Ideal Panel Size Q&A
Posted by Jeffrey Henning on Fri, Mar 12, 2010

Q: What is the ideal panel size?
A: 100% of your target audience.
Q: Um, thanks. What's the ideal panel size if you have 300,000 customers?
A: 300,000 panelists.
Q: You're not very good at this Q&A thing, are you?
A: No.
Q: What's the ideal panel size if you can't get every customer to join your panel?
A: I thought you were an idealist?
Q: You're not allowed to ask me questions.
A: Sorry. The "ideal" panel size is a function of many factors, including:
- How many separate studies you need to conduct each month
- How many times a month you are willing to survey customers
- How many responses you desire per study
- Your survey participation rate (if you don't know it, assume 20%, which is an optimal response rate)
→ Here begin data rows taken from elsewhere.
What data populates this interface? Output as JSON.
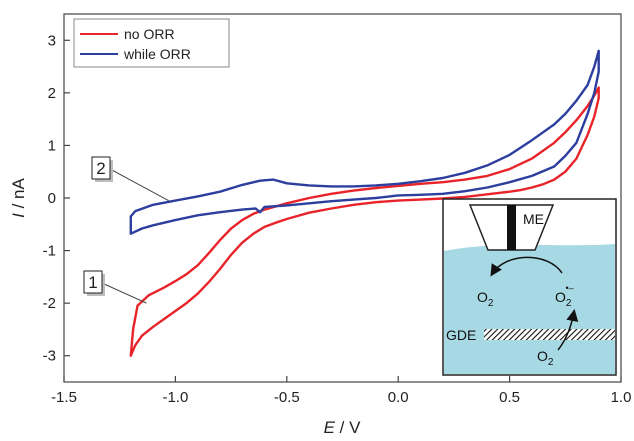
{
  "chart_data": {
    "type": "line",
    "xlabel_symbol": "E",
    "xlabel_unit": " / V",
    "ylabel_symbol": "I",
    "ylabel_unit": " / nA",
    "xlim": [
      -1.5,
      1.0
    ],
    "ylim": [
      -3.5,
      3.5
    ],
    "x_ticks": [
      -1.5,
      -1.0,
      -0.5,
      0.0,
      0.5,
      1.0
    ],
    "x_tick_labels": [
      "-1.5",
      "-1.0",
      "-0.5",
      "0.0",
      "0.5",
      "1.0"
    ],
    "y_ticks": [
      -3,
      -2,
      -1,
      0,
      1,
      2,
      3
    ],
    "y_tick_labels": [
      "-3",
      "-2",
      "-1",
      "0",
      "1",
      "2",
      "3"
    ],
    "grid": false,
    "legend_position": "top-left",
    "series": [
      {
        "name": "no ORR",
        "color": "#e8242a",
        "x": [
          0.0,
          -0.1,
          -0.2,
          -0.3,
          -0.4,
          -0.5,
          -0.55,
          -0.6,
          -0.65,
          -0.7,
          -0.75,
          -0.8,
          -0.85,
          -0.9,
          -0.95,
          -1.0,
          -1.05,
          -1.1,
          -1.15,
          -1.18,
          -1.2,
          -1.19,
          -1.17,
          -1.12,
          -1.05,
          -1.0,
          -0.95,
          -0.9,
          -0.85,
          -0.8,
          -0.75,
          -0.7,
          -0.65,
          -0.6,
          -0.5,
          -0.4,
          -0.3,
          -0.2,
          -0.1,
          0.0,
          0.1,
          0.2,
          0.3,
          0.4,
          0.5,
          0.6,
          0.7,
          0.75,
          0.8,
          0.85,
          0.88,
          0.9,
          0.9,
          0.88,
          0.85,
          0.8,
          0.75,
          0.7,
          0.65,
          0.6,
          0.55,
          0.5,
          0.4,
          0.3,
          0.2,
          0.1,
          0.0
        ],
        "y": [
          -0.05,
          -0.08,
          -0.13,
          -0.2,
          -0.28,
          -0.4,
          -0.47,
          -0.55,
          -0.68,
          -0.85,
          -1.08,
          -1.35,
          -1.6,
          -1.82,
          -2.0,
          -2.15,
          -2.3,
          -2.45,
          -2.62,
          -2.8,
          -3.0,
          -2.5,
          -2.05,
          -1.85,
          -1.7,
          -1.58,
          -1.45,
          -1.28,
          -1.05,
          -0.8,
          -0.58,
          -0.42,
          -0.3,
          -0.22,
          -0.1,
          0.0,
          0.08,
          0.14,
          0.19,
          0.23,
          0.27,
          0.3,
          0.35,
          0.42,
          0.55,
          0.75,
          1.05,
          1.25,
          1.48,
          1.75,
          1.95,
          2.1,
          1.9,
          1.55,
          1.2,
          0.75,
          0.5,
          0.35,
          0.26,
          0.2,
          0.15,
          0.12,
          0.07,
          0.02,
          -0.01,
          -0.03,
          -0.05
        ]
      },
      {
        "name": "while ORR",
        "color": "#2c3e9e",
        "x": [
          0.0,
          -0.1,
          -0.2,
          -0.3,
          -0.4,
          -0.5,
          -0.6,
          -0.62,
          -0.64,
          -0.7,
          -0.8,
          -0.9,
          -1.0,
          -1.1,
          -1.15,
          -1.2,
          -1.2,
          -1.18,
          -1.1,
          -1.0,
          -0.9,
          -0.8,
          -0.7,
          -0.62,
          -0.56,
          -0.5,
          -0.4,
          -0.3,
          -0.2,
          -0.1,
          0.0,
          0.1,
          0.2,
          0.3,
          0.4,
          0.5,
          0.6,
          0.7,
          0.75,
          0.8,
          0.85,
          0.88,
          0.9,
          0.9,
          0.88,
          0.85,
          0.8,
          0.75,
          0.7,
          0.6,
          0.5,
          0.4,
          0.3,
          0.2,
          0.1,
          0.0
        ],
        "y": [
          0.05,
          0.0,
          -0.03,
          -0.06,
          -0.1,
          -0.14,
          -0.17,
          -0.27,
          -0.2,
          -0.22,
          -0.27,
          -0.33,
          -0.42,
          -0.52,
          -0.58,
          -0.68,
          -0.35,
          -0.25,
          -0.13,
          -0.05,
          0.03,
          0.12,
          0.25,
          0.33,
          0.35,
          0.28,
          0.24,
          0.22,
          0.22,
          0.24,
          0.27,
          0.32,
          0.38,
          0.48,
          0.62,
          0.82,
          1.1,
          1.4,
          1.6,
          1.85,
          2.15,
          2.5,
          2.8,
          2.4,
          2.0,
          1.6,
          1.05,
          0.8,
          0.6,
          0.42,
          0.3,
          0.2,
          0.13,
          0.08,
          0.06,
          0.05
        ]
      }
    ],
    "callouts": [
      {
        "label": "2",
        "x": -1.03,
        "y": -0.05
      },
      {
        "label": "1",
        "x": -1.13,
        "y": -2.0
      }
    ]
  },
  "inset": {
    "me_label": "ME",
    "gde_label": "GDE",
    "o2_left": "O",
    "o2_left_sub": "2",
    "o2_right": "O",
    "o2_right_sub": "2",
    "o2_right_sup": "•–",
    "o2_bottom": "O",
    "o2_bottom_sub": "2",
    "electrolyte_color": "#a6d9e3"
  }
}
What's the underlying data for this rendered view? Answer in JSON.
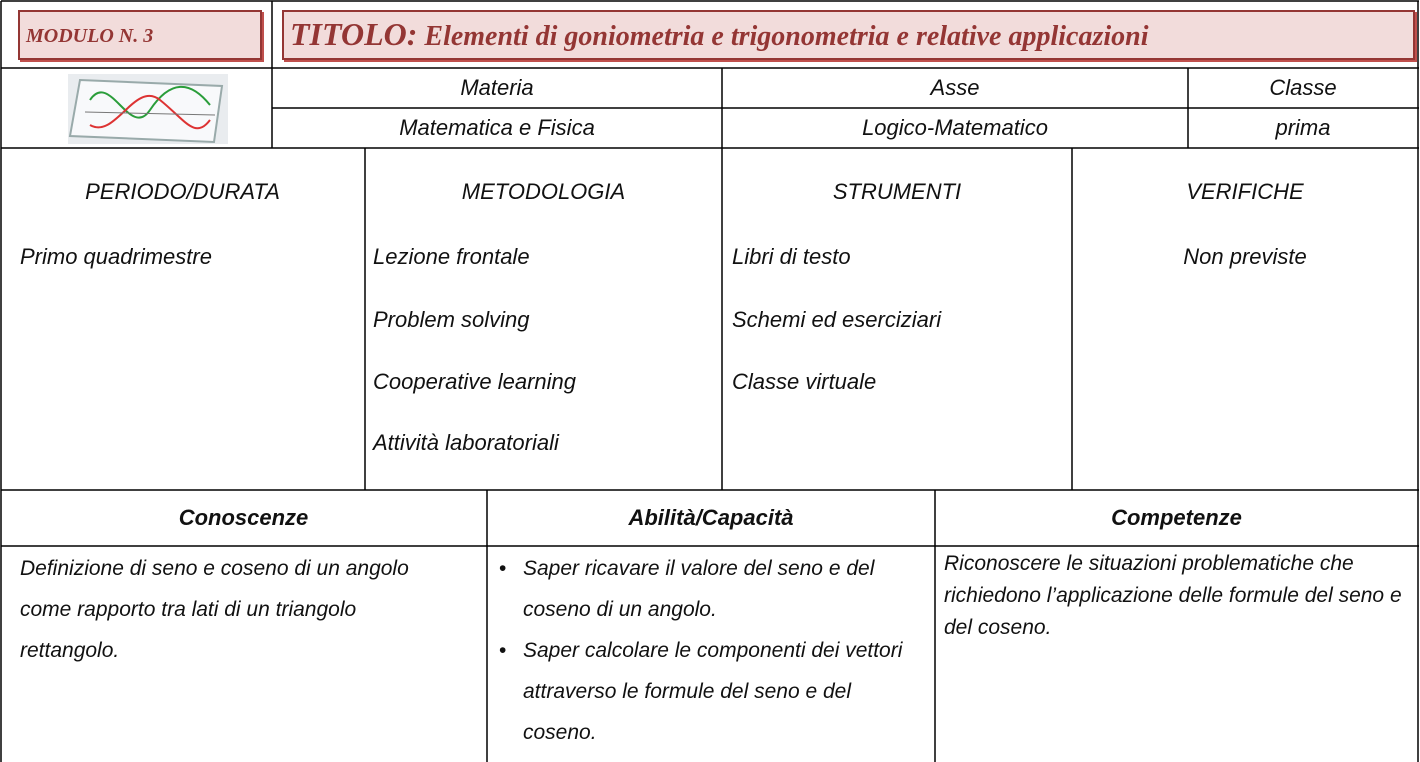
{
  "module": {
    "label": "MODULO N. 3"
  },
  "title": {
    "prefix": "TITOLO:",
    "text": "Elementi di goniometria e trigonometria e relative applicazioni"
  },
  "info": {
    "headers": [
      "Materia",
      "Asse",
      "Classe"
    ],
    "values": [
      "Matematica e Fisica",
      "Logico-Matematico",
      "prima"
    ]
  },
  "planning": [
    {
      "header": "PERIODO/DURATA",
      "items": [
        "Primo quadrimestre"
      ]
    },
    {
      "header": "METODOLOGIA",
      "items": [
        "Lezione frontale",
        "Problem solving",
        "Cooperative learning",
        "Attività laboratoriali"
      ]
    },
    {
      "header": "STRUMENTI",
      "items": [
        "Libri di testo",
        "Schemi ed eserciziari",
        "Classe virtuale"
      ]
    },
    {
      "header": "VERIFICHE",
      "items": [
        "Non previste"
      ]
    }
  ],
  "outcomes": {
    "headers": [
      "Conoscenze",
      "Abilità/Capacità",
      "Competenze"
    ],
    "conoscenze": "Definizione di seno e coseno di un angolo come rapporto tra lati di un triangolo rettangolo.",
    "abilita": [
      "Saper ricavare il valore del seno e del coseno di un angolo.",
      "Saper calcolare le componenti dei vettori attraverso le formule del seno e del coseno."
    ],
    "competenze": "Riconoscere le situazioni problematiche che richiedono l’applicazione delle formule del seno e del coseno."
  }
}
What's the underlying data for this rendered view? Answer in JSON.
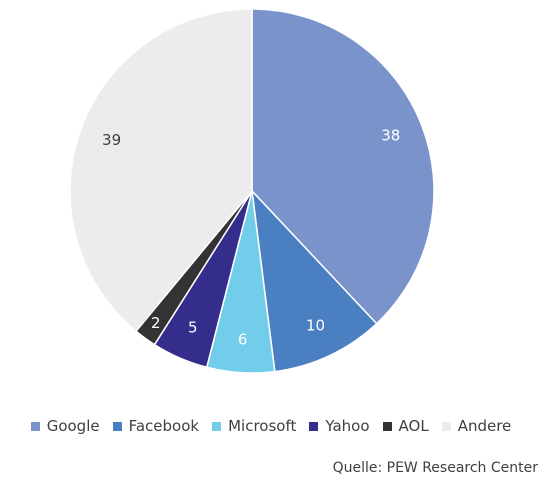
{
  "chart_data": {
    "type": "pie",
    "categories": [
      "Google",
      "Facebook",
      "Microsoft",
      "Yahoo",
      "AOL",
      "Andere"
    ],
    "values": [
      38,
      10,
      6,
      5,
      2,
      39
    ],
    "colors": [
      "#7b93cb",
      "#4a7fc1",
      "#72cdea",
      "#352d8c",
      "#333333",
      "#ececec"
    ],
    "legend": "bottom",
    "source": "Quelle: PEW Research Center"
  }
}
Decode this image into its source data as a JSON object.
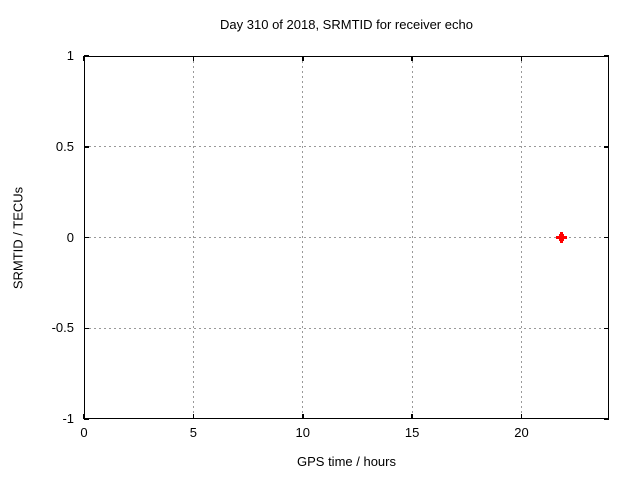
{
  "chart_data": {
    "type": "scatter",
    "title": "Day 310 of 2018, SRMTID for receiver echo",
    "xlabel": "GPS time / hours",
    "ylabel": "SRMTID / TECUs",
    "xlim": [
      0,
      24
    ],
    "ylim": [
      -1,
      1
    ],
    "x_ticks": [
      0,
      5,
      10,
      15,
      20
    ],
    "y_ticks": [
      -1,
      -0.5,
      0,
      0.5,
      1
    ],
    "grid": true,
    "grid_style": "dotted",
    "tick_style": "inward-mirrored",
    "legend": "none",
    "series": [
      {
        "name": "SRMTID",
        "marker": "plus",
        "color": "#ff0000",
        "points": [
          {
            "x": 21.85,
            "y": 0.0
          }
        ]
      }
    ],
    "colors": {
      "background": "#ffffff",
      "axis": "#000000",
      "grid": "#999999",
      "text": "#000000",
      "point": "#ff0000"
    }
  }
}
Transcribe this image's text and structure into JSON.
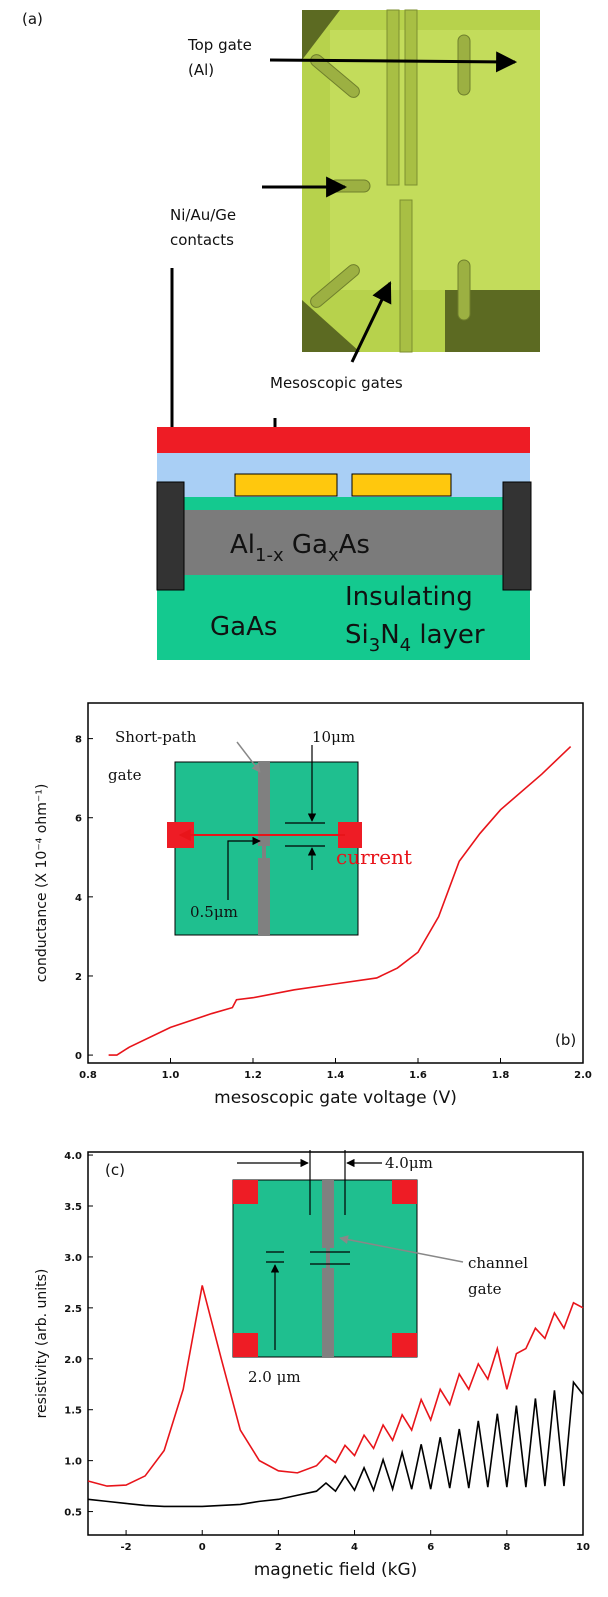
{
  "diagram": {
    "panel_label": "(a)",
    "top_gate": [
      "Top gate",
      "(Al)"
    ],
    "contacts": [
      "Ni/Au/Ge",
      "contacts"
    ],
    "mesoscopic": "Mesoscopic gates",
    "algaas": [
      "Al",
      "1-x",
      " Ga",
      "x",
      "As"
    ],
    "gaas": "GaAs",
    "insulating": "Insulating",
    "si3n4": [
      "Si",
      "3",
      "N",
      "4",
      " layer"
    ]
  },
  "chart_data": [
    {
      "type": "line",
      "panel_label": "(b)",
      "xlabel": "mesoscopic gate voltage (V)",
      "ylabel": "conductance (X 10⁻⁴ ohm⁻¹)",
      "annotations": [
        "Short-path",
        "gate",
        "10μm",
        "current",
        "0.5μm"
      ],
      "x": [
        0.85,
        0.87,
        0.9,
        1.0,
        1.1,
        1.15,
        1.16,
        1.2,
        1.3,
        1.4,
        1.5,
        1.55,
        1.6,
        1.65,
        1.7,
        1.75,
        1.8,
        1.9,
        1.97
      ],
      "values": [
        0.0,
        0.0,
        0.2,
        0.7,
        1.05,
        1.2,
        1.4,
        1.45,
        1.65,
        1.8,
        1.95,
        2.2,
        2.6,
        3.5,
        4.9,
        5.6,
        6.2,
        7.1,
        7.8
      ],
      "color": "#e8141a",
      "xlim": [
        0.8,
        2.0
      ],
      "xticks": [
        0.8,
        {
          "value": 1,
          "label": "1.0"
        },
        1.2,
        1.4,
        1.6,
        1.8,
        {
          "value": 2,
          "label": "2.0"
        }
      ],
      "ylim": [
        -0.2,
        8.9
      ],
      "yticks": [
        0,
        2,
        4,
        6,
        8
      ]
    },
    {
      "type": "line",
      "panel_label": "(c)",
      "xlabel": "magnetic field (kG)",
      "ylabel": "resistivity (arb. units)",
      "annotations": [
        "4.0μm",
        "channel",
        "gate",
        "2.0 μm"
      ],
      "x": [
        -3,
        -2.5,
        -2,
        -1.5,
        -1,
        -0.5,
        0,
        0.5,
        1,
        1.5,
        2,
        2.5,
        3,
        3.25,
        3.5,
        3.75,
        4,
        4.25,
        4.5,
        4.75,
        5,
        5.25,
        5.5,
        5.75,
        6,
        6.25,
        6.5,
        6.75,
        7,
        7.25,
        7.5,
        7.75,
        8,
        8.25,
        8.5,
        8.75,
        9,
        9.25,
        9.5,
        9.75,
        10
      ],
      "series": [
        {
          "color": "#e8141a",
          "values": [
            0.8,
            0.75,
            0.76,
            0.85,
            1.1,
            1.7,
            2.72,
            2.0,
            1.3,
            1.0,
            0.9,
            0.88,
            0.95,
            1.05,
            0.98,
            1.15,
            1.05,
            1.25,
            1.12,
            1.35,
            1.2,
            1.45,
            1.3,
            1.6,
            1.4,
            1.7,
            1.55,
            1.85,
            1.7,
            1.95,
            1.8,
            2.1,
            1.7,
            2.05,
            2.1,
            2.3,
            2.2,
            2.45,
            2.3,
            2.55,
            2.5
          ]
        },
        {
          "color": "#000000",
          "values": [
            0.62,
            0.6,
            0.58,
            0.56,
            0.55,
            0.55,
            0.55,
            0.56,
            0.57,
            0.6,
            0.62,
            0.66,
            0.7,
            0.78,
            0.7,
            0.85,
            0.71,
            0.93,
            0.71,
            1.01,
            0.72,
            1.08,
            0.72,
            1.16,
            0.72,
            1.23,
            0.73,
            1.31,
            0.73,
            1.39,
            0.74,
            1.46,
            0.74,
            1.54,
            0.74,
            1.61,
            0.75,
            1.69,
            0.75,
            1.77,
            1.65
          ]
        }
      ],
      "xlim": [
        -3,
        10
      ],
      "xticks": [
        -2,
        0,
        2,
        4,
        6,
        8,
        10
      ],
      "ylim": [
        0.27,
        4.03
      ],
      "yticks": [
        0.5,
        {
          "value": 1,
          "label": "1.0"
        },
        1.5,
        {
          "value": 2,
          "label": "2.0"
        },
        2.5,
        {
          "value": 3,
          "label": "3.0"
        },
        3.5,
        {
          "value": 4,
          "label": "4.0"
        }
      ]
    }
  ]
}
- Your completion rate (assume 90% to be conservative)
Let's work through an example:
- Studies per Month = 4
- Panelist Study Limit per Month = 1
- Desired Sample Size = 1,200 responses (400 responses per segment, with 3 segments)
- Participation Rate = 35% of panelists invited to a survey start a survey
- Completion rate = 90%
Plug those answers into this handy formula:
To get 1,200 complete responses per study, you need to invite 3,810 panelists (Desired Sample Size ÷ Participation Rate ÷ Completion Rate). Multiply that by 4 (the number of studies a month) and divide by the number of times you are willing to invite panelists each month (in this case, 1). Your ideal panel size is 15,238 panelists.
Once you have built a panel, you will find increased demand for surveys to be fielded to that panel. As a result, you will want to grow the size of the panel over time. Some months you may need to settle for smaller response sizes per survey in order to handle all the surveys that you want to field. Resist the temptation to increase the number of surveys you send out a month, as that will produce diminishing returns and will ramp up the rate at which people leave the panel. (In other words, increasing the panelist study limit per month will decrease the observed participation rate, something not modeled in the formula above.)
Q: You're enjoying this, aren't you?
A: Don't you think it's a happy day when you get to use the Equation editor in Word?
Q: Again, you're not allowed to ask me questions.